En 1949, el gran escritor George Orwell publicaba 1984 (Nineteen Eighty-Four), una novela distópica que terminó por darnos una imagen clara de la forma en que el autoritarismo se desarrollaría en lo que restaba del siglo pasado. Orwell había presenciado recientemente la barbarie nazi. Pocos años antes, había vivido en su propia piel –la parte republicana– la Guerra Civil española. Era sin duda un socialista convencido, y parece que así lo fue hasta que el 21 de enero de 1950 murió en Londres. Digo parece, porque fue excluido y denigrado por la izquierda internacional. La razón de ello era simple: en 1984, considerada hoy su obra maestra, la crítica al autoritarismo se tejía a medida de la Unión Soviética. Orwell, desde su firme convicción socialista, tomó una posición democrática inconciliable con la barbarie soviética, aquella que encarnaba plenamente la máxima expresión de totalitarismo hasta la época imaginable.

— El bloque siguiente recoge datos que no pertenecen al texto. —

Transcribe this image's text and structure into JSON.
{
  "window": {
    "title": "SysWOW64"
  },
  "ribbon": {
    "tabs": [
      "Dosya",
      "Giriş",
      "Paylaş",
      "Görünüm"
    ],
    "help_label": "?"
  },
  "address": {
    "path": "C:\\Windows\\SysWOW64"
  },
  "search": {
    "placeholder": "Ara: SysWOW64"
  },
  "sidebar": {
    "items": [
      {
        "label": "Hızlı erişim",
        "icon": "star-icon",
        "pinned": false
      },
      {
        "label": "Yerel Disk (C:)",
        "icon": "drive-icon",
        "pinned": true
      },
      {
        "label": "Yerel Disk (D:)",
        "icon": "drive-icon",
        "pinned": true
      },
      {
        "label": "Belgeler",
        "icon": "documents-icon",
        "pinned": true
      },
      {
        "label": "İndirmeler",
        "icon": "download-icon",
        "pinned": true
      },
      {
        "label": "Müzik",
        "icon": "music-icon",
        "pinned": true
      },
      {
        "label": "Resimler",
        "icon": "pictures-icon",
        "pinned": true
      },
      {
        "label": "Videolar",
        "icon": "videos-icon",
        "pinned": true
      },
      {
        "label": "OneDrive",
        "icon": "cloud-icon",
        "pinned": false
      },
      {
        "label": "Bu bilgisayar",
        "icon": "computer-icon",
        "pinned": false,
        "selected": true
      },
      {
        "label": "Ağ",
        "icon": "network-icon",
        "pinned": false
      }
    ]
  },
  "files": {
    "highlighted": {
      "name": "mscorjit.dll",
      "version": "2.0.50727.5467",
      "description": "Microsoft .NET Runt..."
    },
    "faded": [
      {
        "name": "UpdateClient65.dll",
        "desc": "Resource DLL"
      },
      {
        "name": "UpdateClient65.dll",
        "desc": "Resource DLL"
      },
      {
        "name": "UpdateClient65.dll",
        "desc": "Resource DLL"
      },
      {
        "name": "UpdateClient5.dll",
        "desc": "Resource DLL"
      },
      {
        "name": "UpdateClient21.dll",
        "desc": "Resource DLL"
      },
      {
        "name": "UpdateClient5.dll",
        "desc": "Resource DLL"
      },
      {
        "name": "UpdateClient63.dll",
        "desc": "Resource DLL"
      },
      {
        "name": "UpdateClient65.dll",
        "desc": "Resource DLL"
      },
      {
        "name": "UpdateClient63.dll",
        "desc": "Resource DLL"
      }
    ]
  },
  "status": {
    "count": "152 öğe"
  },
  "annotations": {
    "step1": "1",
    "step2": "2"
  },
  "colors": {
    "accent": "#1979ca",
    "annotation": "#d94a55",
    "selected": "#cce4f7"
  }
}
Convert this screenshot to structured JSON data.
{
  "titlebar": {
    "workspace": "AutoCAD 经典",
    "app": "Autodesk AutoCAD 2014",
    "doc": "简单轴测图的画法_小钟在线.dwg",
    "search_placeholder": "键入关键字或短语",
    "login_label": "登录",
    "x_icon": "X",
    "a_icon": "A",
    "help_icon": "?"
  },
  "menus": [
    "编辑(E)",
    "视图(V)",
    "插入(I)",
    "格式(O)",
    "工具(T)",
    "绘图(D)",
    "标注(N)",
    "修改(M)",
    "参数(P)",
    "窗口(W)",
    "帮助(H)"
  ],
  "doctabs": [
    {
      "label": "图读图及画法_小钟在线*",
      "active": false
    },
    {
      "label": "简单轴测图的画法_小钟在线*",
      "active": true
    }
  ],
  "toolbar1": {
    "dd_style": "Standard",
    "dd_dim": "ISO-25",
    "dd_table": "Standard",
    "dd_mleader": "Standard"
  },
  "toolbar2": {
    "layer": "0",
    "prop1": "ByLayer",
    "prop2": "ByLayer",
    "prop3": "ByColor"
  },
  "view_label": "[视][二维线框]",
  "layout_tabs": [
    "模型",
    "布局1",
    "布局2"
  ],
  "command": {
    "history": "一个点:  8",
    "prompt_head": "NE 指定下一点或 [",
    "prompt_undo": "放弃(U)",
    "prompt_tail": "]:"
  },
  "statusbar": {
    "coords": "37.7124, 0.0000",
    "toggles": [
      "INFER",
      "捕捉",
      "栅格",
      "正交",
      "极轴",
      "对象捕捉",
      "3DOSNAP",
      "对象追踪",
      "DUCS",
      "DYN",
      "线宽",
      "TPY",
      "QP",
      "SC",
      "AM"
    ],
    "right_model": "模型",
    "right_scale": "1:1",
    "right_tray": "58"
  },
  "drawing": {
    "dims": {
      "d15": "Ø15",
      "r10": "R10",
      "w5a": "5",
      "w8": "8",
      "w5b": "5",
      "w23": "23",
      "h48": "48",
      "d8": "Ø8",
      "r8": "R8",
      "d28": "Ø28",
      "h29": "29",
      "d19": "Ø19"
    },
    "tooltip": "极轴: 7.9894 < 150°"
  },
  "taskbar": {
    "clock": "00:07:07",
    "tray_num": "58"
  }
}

En la actualidad, su obra forma parte del imaginario colectivo y es sobre todo recordada por la figura del “gran hermano”; ese ojo que, sin darle tregua al sujeto, lo vigila, lo controla, y cuya presencia transforma cada sociedad en un panóptico enorme. Mucho se ha escrito sobre la figura del gran hermano que ejemplifica las sociedades disciplinarias. El gran hermano se apoderó de las discusiones de inicio de milenio por el formato televisivo homónimo. También resultaba fácil encontrar analogías entre el ojo del gran hermano que penetraba en la esfera privada para vigilar al ciudadano y las cámaras web que seguramente en este momento, mientras lee este texto, lo están observando. Creo que tanto interés acerca del ojo vigilante de la novela eclipsó los eslóganes que emitía el gran hermano; es ahí donde encuentro el elemento crítico más profundo de su obra.
“La guerra es paz, la esclavitud es libertad y la ignorancia es la fuerza.” Es esta precisamente el arma de control profundo del individuo, la que se encarna en la ideología e impone una única visión del mundo. A través de ella, las cosas toman forma, los eventos se realizan, la realidad se conjuga con el presente. Wiston Smith, el protagonista de 1984, lo sabe perfectamente. Trata de liberarse de la visión impuesta por aquellos eslóganes, mostrándonos así que la condición mínima e indispensable para rebelarse al totalitarismo es simplemente tener la capacidad de descifrar, de decodificar los signos, los eventos que nos rodean, al objeto de poder construir una base coherente de la realidad. El verdadero totalitarismo se erige, como nos muestra Orwell, en crear un mundo indescifrable, un mundo donde nada puede desarrollarse como signo, un mundo sin referente donde todo es un cortocircuito semiótico. He ahí el eslogan, “la guerra es paz, la esclavitud es libertad y la ignorancia es la fuerza”. No se trata de ocultar la verdad, ya que su función consiste en imposibilitar al sujeto de descifrar la realidad en su totalidad. Este leguaje no solo sirve para manipular la percepción de un evento, sino que a través de él se crea un sujeto incapaz de percibir y comprender evento alguno.
Es sobre lo que se construyó la Unión Soviética, y a ello se reducía su ideología. Desafortunadamente, el socialismo internacional demoró mucho en entender a Orwell –y todavía muchos siguen sin haberle dado una lectura–.
En los pocos días que lleva la bárbara invasión rusa a Ucrania, hemos visto cómo se han desempolvado los eslóganes de las ideologías del siglo pasado. Sin embargo, la realidad de esta sangrienta invasión es tan concreta, sus motivos son tan del siglo pasado, la estrategia es tan anacrónica, que el intento desesperado de crear un eslogan capaz de desarticular esa realidad tan solo nos lleva a lo ridículo.
Mientras escribo esto, estoy escuchando fragmentos de información de los medios rusos. Se trata de un lema claro: según ellos, están liberando a Ucrania de una supuesta invasión nazi, obviamente orquestada desde Washington. Dicen que los ciudadanos oprimidos por ese tal régimen nazi ucraniano salen a las calles a acoger de brazos abiertos al libertador ruso. Espero que, desde este lado de la cortina de humo mediática rusa (construida por su RT, Telesur, HispainTV y sus secuaces), empecemos a llamar a las cosas por su nombre, y que no nos perdamos en argumentos superficiales sosteniendo que se trata de una guerra entre potencias por el gas, o que son conflictos lejanos que no nos atañen, o que la OTAN nunca debió tentar al gran dictador. Por ahora, es una bárbara invasión a un país que eligió democráticamente su parlamento, y creo que, si empezamos a llamar a las cosas por su nombre, nos evitaremos la vergüenza de tener que estar dentro de poco recordando que no eran daños colaterales, sino un genocidio ucraniano.